El monje

Columna semanal

Redacción

Por Redacción

EL DISPARADOR

Canta el gallo. Una vez. A la segunda, el monje ya tiene los ojos abiertos. La primera luz del día entra por los ventanales. El aire de montaña se filtra en la habitación que él mismo construyó, con ladrillos, maderas y chapas. Antes de levantarse, pasa un rato en la cama. Ya sabe que le espera la rutina. Siempre parecida, nunca igual.

Abre la puerta. Pisa el suelo irregular. Se refriega los ojos. Observa a su alrededor. En esas cincuenta hectáreas, en el valle de Traslasierra de Córdoba, no hay otra persona. Da unos cuantos pasos, recorre un angosto camino entre pastizales y llega al corral. Mira a las ovejas y las saluda con una media sonrisa. “Más tarde les abro así pasean”, les dice. No es un capricho: si salen ahora, es mayor el riesgo de que se vayan lejos y no vuelvan. En cambio, si salen por la tarde solo dan una vuelta por las cercanías y regresan al corral antes del atardecer.

El monje, que no pertenece a ninguna orden, sigue su propio camino. Avanza. Encadena saludos y tareas. Suelta a las vacas y a las llamas. Hace lo mismo con el travieso burro. También desata a los caballos.

Además de ser grandes compañeros, todos ellos colaboran: mastican pastizales y el terreno va quedando desmalezado.
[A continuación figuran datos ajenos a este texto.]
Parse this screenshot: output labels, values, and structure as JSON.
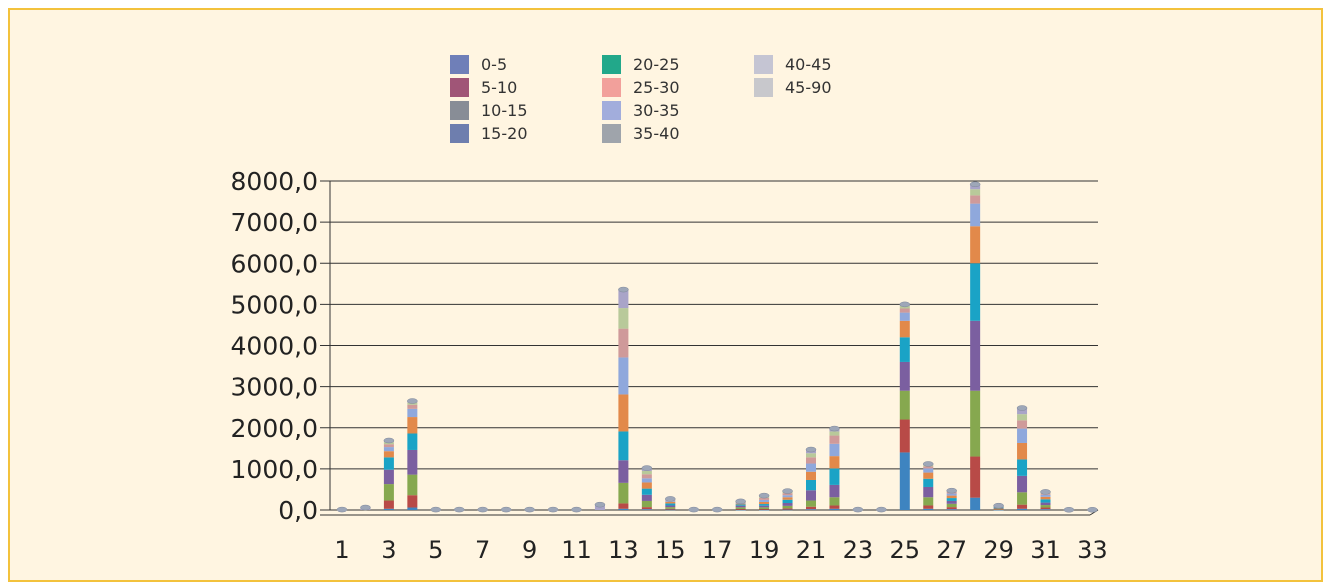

No es sólo un asunto de estética y comodidad: menos pastizales, menos riesgo de incendio cuando lleguen las altas temperaturas del seco verano, que suele ser cuando recibe más visitas. Ahora hace semanas que no va nadie hasta este rincón al que se accede por una huella y que está a unos 20 kilómetros del pueblo más cercano.

Por último, es el turno de liberar a las gallinas, los pollitos y el pavo. Durante el día darán vueltas alrededor de la cocina, a la espera de alguna sobra de comida.

Durante el recorrido, el monje va acompañado por los perros, que son casi una sombra suya. Al llegar a la cocina inspira profundo el aire serrano. Como cada mañana, se sorprende ante el cordón montañoso que tiene frente a sus ojos: “Mil días, mil caras”, comenta, y aunque murmura, se siente escuchado.

Sin prisa pero sin detenerse, continúa su rutina. Sin electricidad, las tareas estarán vinculadas a la luz del sol y al clima. Y a lo que inspire ese día, que será singular como todos los anteriores.

Agarra un manojo de paja seca del suelo y lo pone dentro de la cocina económica. Encima ubica ramas y leños. En pocos minutos tendrá una llama constante para calentar agua y hacer tostadas.

Mientras desayuna, el monje decide que hasta el mediodía se dedicará a mejorar el corral para los chanchos. Después de almorzar pintará íconos, algunos para vender, otros para regalar. Quedará para otro día ampliar la huerta, multiplicar plantas, instalar un molino, construir una ermita…

Ya sabe que en el campo el trabajo nunca se termina. Lo importante, cree, es el sentido interior que persigue. La intención que vuelca en las cosas. Va detrás de lo que considera o intuye verdadero. Con el hacer diario y no tanto con el decir, el monje influye en las vidas de quienes está destinado a influir. Y cuando anochezca, ofrecerá en una oración lo vivido. Esa oración, en realidad, es un canto interior permanente, que lo ayuda a guiarse en su búsqueda. En su misión.